Passos Coelho obteve mandato do partido para negociar "medidas duras"

As negociações com o Governo para o pacote de austeridade levaram o líder do PSD, Pedro Passos Coelho, a pedir ao partido um mandato claro para negociar com o Governo as medidas "duras" para redução do défice orçamental.
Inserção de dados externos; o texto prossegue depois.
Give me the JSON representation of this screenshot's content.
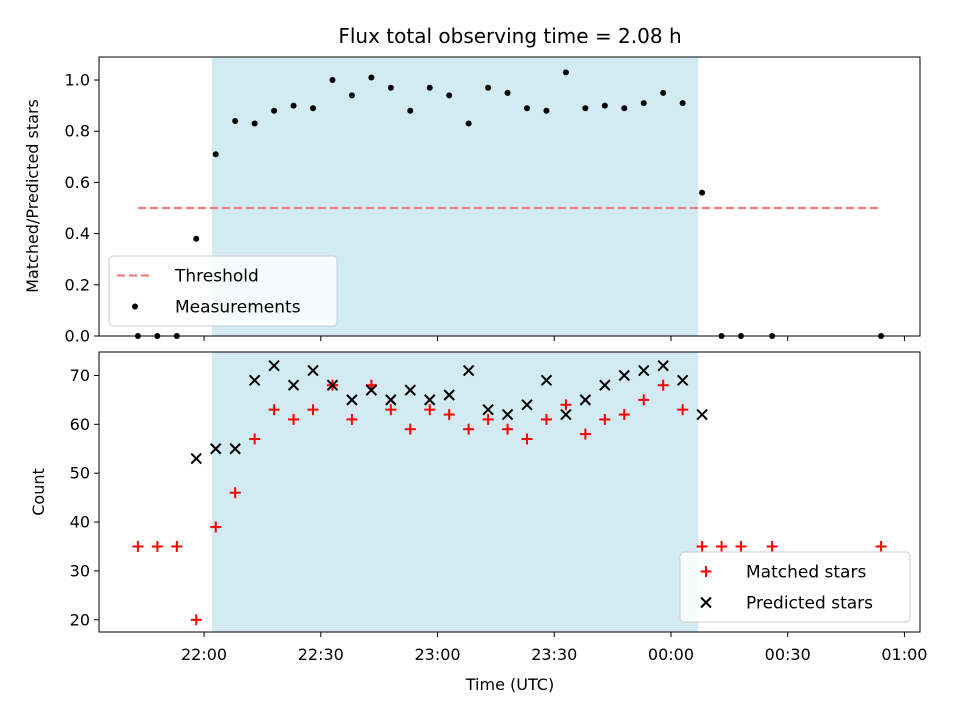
{
  "chart_data": {
    "title": "Flux total observing time = 2.08 h",
    "xlabel": "Time (UTC)",
    "x_ticks": [
      "22:00",
      "22:30",
      "23:00",
      "23:30",
      "00:00",
      "00:30",
      "01:00"
    ],
    "x_tick_minutes": [
      0,
      30,
      60,
      90,
      120,
      150,
      180
    ],
    "xlim_minutes": [
      -27,
      184
    ],
    "observing_window_minutes": [
      2,
      127
    ],
    "observing_window_color": "#add8e6",
    "panels": [
      {
        "type": "scatter",
        "ylabel": "Matched/Predicted stars",
        "ylim": [
          0,
          1.09
        ],
        "y_ticks": [
          "0.0",
          "0.2",
          "0.4",
          "0.6",
          "0.8",
          "1.0"
        ],
        "y_tick_values": [
          0,
          0.2,
          0.4,
          0.6,
          0.8,
          1.0
        ],
        "threshold": {
          "label": "Threshold",
          "value": 0.5,
          "x_range": [
            -17,
            174
          ],
          "color": "#f08080"
        },
        "legend": {
          "position": "lower-left",
          "items": [
            "Threshold",
            "Measurements"
          ]
        },
        "series": [
          {
            "name": "Measurements",
            "color": "#000000",
            "x": [
              -17,
              -12,
              -7,
              -2,
              3,
              8,
              13,
              18,
              23,
              28,
              33,
              38,
              43,
              48,
              53,
              58,
              63,
              68,
              73,
              78,
              83,
              88,
              93,
              98,
              103,
              108,
              113,
              118,
              123,
              128,
              133,
              138,
              146,
              174
            ],
            "y": [
              0,
              0,
              0,
              0.38,
              0.71,
              0.84,
              0.83,
              0.88,
              0.9,
              0.89,
              1.0,
              0.94,
              1.01,
              0.97,
              0.88,
              0.97,
              0.94,
              0.83,
              0.97,
              0.95,
              0.89,
              0.88,
              1.03,
              0.89,
              0.9,
              0.89,
              0.91,
              0.95,
              0.91,
              0.56,
              0,
              0,
              0,
              0
            ]
          }
        ]
      },
      {
        "type": "scatter",
        "ylabel": "Count",
        "ylim": [
          17.5,
          74.8
        ],
        "y_ticks": [
          "20",
          "30",
          "40",
          "50",
          "60",
          "70"
        ],
        "y_tick_values": [
          20,
          30,
          40,
          50,
          60,
          70
        ],
        "legend": {
          "position": "lower-right",
          "items": [
            "Matched stars",
            "Predicted stars"
          ]
        },
        "series": [
          {
            "name": "Matched stars",
            "marker": "+",
            "color": "#ff0000",
            "x": [
              -17,
              -12,
              -7,
              -2,
              3,
              8,
              13,
              18,
              23,
              28,
              33,
              38,
              43,
              48,
              53,
              58,
              63,
              68,
              73,
              78,
              83,
              88,
              93,
              98,
              103,
              108,
              113,
              118,
              123,
              128,
              133,
              138,
              146,
              174
            ],
            "y": [
              35,
              35,
              35,
              20,
              39,
              46,
              57,
              63,
              61,
              63,
              68,
              61,
              68,
              63,
              59,
              63,
              62,
              59,
              61,
              59,
              57,
              61,
              64,
              58,
              61,
              62,
              65,
              68,
              63,
              35,
              35,
              35,
              35,
              35
            ]
          },
          {
            "name": "Predicted stars",
            "marker": "x",
            "color": "#000000",
            "x": [
              -2,
              3,
              8,
              13,
              18,
              23,
              28,
              33,
              38,
              43,
              48,
              53,
              58,
              63,
              68,
              73,
              78,
              83,
              88,
              93,
              98,
              103,
              108,
              113,
              118,
              123,
              128
            ],
            "y": [
              53,
              55,
              55,
              69,
              72,
              68,
              71,
              68,
              65,
              67,
              65,
              67,
              65,
              66,
              71,
              63,
              62,
              64,
              69,
              62,
              65,
              68,
              70,
              71,
              72,
              69,
              62
            ]
          }
        ]
      }
    ]
  }
}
No Parlamento, se há vozes mais críticas a este volte-face em relação ao aumento de impostos - contra o qual sempre se bateu -, ficaram caladas.

No final de uma reunião com a bancada parlamentar, o líder do PSD quis passar a mensagem de que os sacrifícios são para todos, do Estado aos privados. "Não pode ficar de fora o Estado central, as regiões autónomas, as câmaras municipais, as empresas públicas e todas as actividades - da banca a qualquer empresa", disse Passos Coelho, que confirmou os contactos por telefone com o primeiro-ministro.
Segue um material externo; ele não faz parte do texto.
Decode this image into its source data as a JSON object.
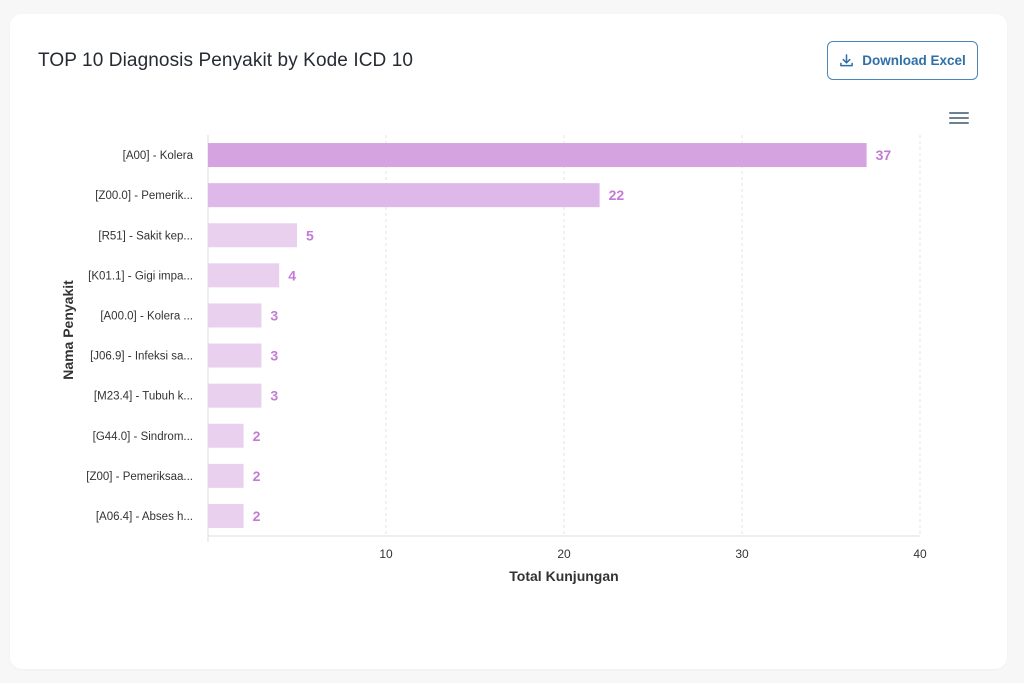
{
  "header": {
    "title": "TOP 10 Diagnosis Penyakit by Kode ICD 10",
    "download_label": "Download Excel"
  },
  "icons": {
    "download": "download-icon",
    "menu": "hamburger-menu-icon"
  },
  "colors": {
    "bar_primary": "#d5a4e0",
    "bar_secondary": "#deb8e8",
    "bar_light": "#e8d0ee",
    "data_label": "#c47ad6",
    "button_accent": "#2f6fa6"
  },
  "chart_data": {
    "type": "bar",
    "orientation": "horizontal",
    "title": "TOP 10 Diagnosis Penyakit by Kode ICD 10",
    "xlabel": "Total Kunjungan",
    "ylabel": "Nama Penyakit",
    "categories": [
      "[A00] - Kolera",
      "[Z00.0] - Pemerik...",
      "[R51] - Sakit kep...",
      "[K01.1] - Gigi impa...",
      "[A00.0] - Kolera ...",
      "[J06.9] - Infeksi sa...",
      "[M23.4] - Tubuh k...",
      "[G44.0] - Sindrom...",
      "[Z00] - Pemeriksaa...",
      "[A06.4] - Abses h..."
    ],
    "values": [
      37,
      22,
      5,
      4,
      3,
      3,
      3,
      2,
      2,
      2
    ],
    "xlim": [
      0,
      40
    ],
    "xticks": [
      10,
      20,
      30,
      40
    ],
    "grid": "vertical dashed",
    "data_labels": true
  }
}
Da parte do PSD, a única proposta concreta foi o corte de 2,9 por cento nos salários dos políticos e gestores públicos, justificada, segundo Passos Coelho, porque "a classe política deve dar o exemplo". E admitiu que até podia ser pedido mais do que 2,9 por cento. Foi quase só neste ponto que incidiu um reparo às propostas do PSD na bancada parlamentar. Pacheco Pereira defendeu a separação entre as duas categorias, alegando a legitimidade democrática de quem é eleito.

Críticas violentas

Só em surdina se ouviram algumas dúvidas. "Sou contra o PSD antecipar-se em dizer que está disponível para o aumento de impostos. Se calhar são mesmo necessários porque a situação pode ser mais grave do que se sabe", desabafou um deputado social-democrata ao PÚBLICO. É o aumento de impostos que pode ser mais complicado de gerir politicamente, já que Passos Coelho tem defendido com unhas e dentes a manutenção ou mesmo redução da carga fiscal.
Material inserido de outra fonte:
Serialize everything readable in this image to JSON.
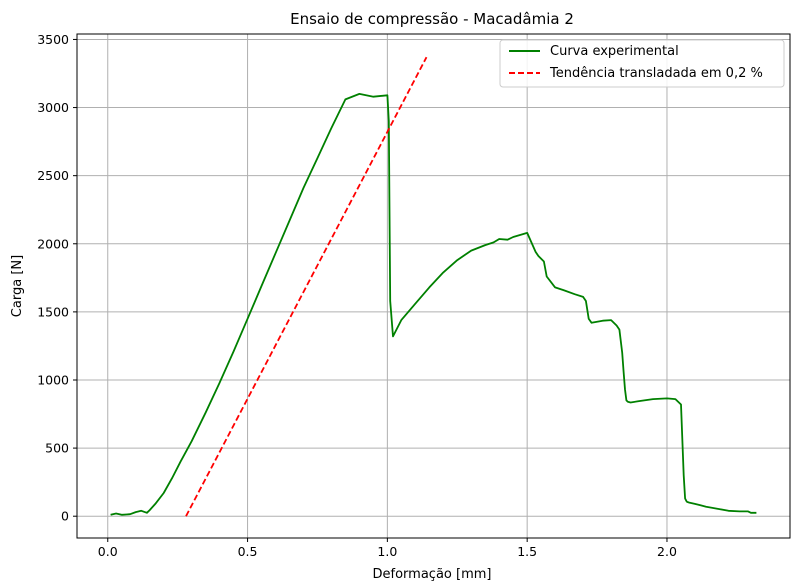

Se na bancada do PSD o tom das intervenções foi de apoio ao líder, no conselho nacional extraordinário, que se realizou anteontem em Santarém, apenas Castro Almeida votou contra duas das medidas contidas na carta de orientações, as condições prévias que com que Passos Coelho parte para as conversações com José Sócrates. "Não é justo pedir às empresas e às famílias que contribuam ainda mais para o despesismo e a falta de rigor do Estado", defende o ex-vice-presidente da direcção de Manuela Ferreira Leite. Castro Almeida foi também o único conselheiro a votar contra o corte dos vencimentos dos políticos e gestores públicos. A medida colhe, no entanto, o apoio do ex-líder parlamentar, José Pedro Aguiar Branco, e de Marcelo Rebelo de Sousa, que iria mesmo mais longe neste momento. Por exemplo, "cortando nas despesas correntes da classe política".

Fora dos dois partidos, as reacções críticas fizeram-se ouvir. À direita, o líder do CDS, Paulo Portas, já veio lembrar que o PSD se absteve na proposta de reduzir prémios de gestores públicos ao mesmo tempo que apontou contradição ao Governo que "ao mesmo tempo está a assinar o TGV e a aumentar impostos". À esquerda, o secretário-geral do PCP apelou à participação maciça na próxima manifestação da CGTP. Jerónimo de Sousa acusou os dois partidos de "dar mais um passo numa ofensiva sem precedentes" que considera estar contra os "trabalhadores, o povo e o país".

No plenário, ao início da tarde, o já previsível aumento de impostos motivou críticas violentas dos partidos mais pequenos. A abrir o debate de urgência agendado pelo BE, o deputado José Gusmão acusou o Governo de "quebrar compromissos anteriores", ainda por cima com "medidas que apontam ao coração do poder de compra, o principal motor da recuperação económica". Pelo PCP, Honório Novo acusou o Governo de apenas aplicar as medidas "impostas por Bruxelas", não tendo um "rumo para o desenvolvimento do país". Heloísa Apolónia, dos Verdes, foi a mais violenta. Lembrando que no último debate quinzenal Sócrates tinha descartado o aumento do IVA, acusou o primeiro-ministro de "recorrentemente mentir à Assembleia da República".

Nem mesmo a abertura do PSD para negociar as medidas com o PS impediu o deputado Miguel Frasquilho de atacar o Governo. Acusou José Sócrates de estar em "estado de negação" mas, acrescentou depois, "temos a casa a arder". "Temos de atirar água sobre o fogo. Alguns móveis irão estragar-se, mas as fundações têm que ficar de pé", terminou.

O ministro dos Assuntos Parlamentares, Jorge Lacão, optou por afirmar o bom trabalho do Governo no "modo como tem decorrido a execução orçamental em 2010".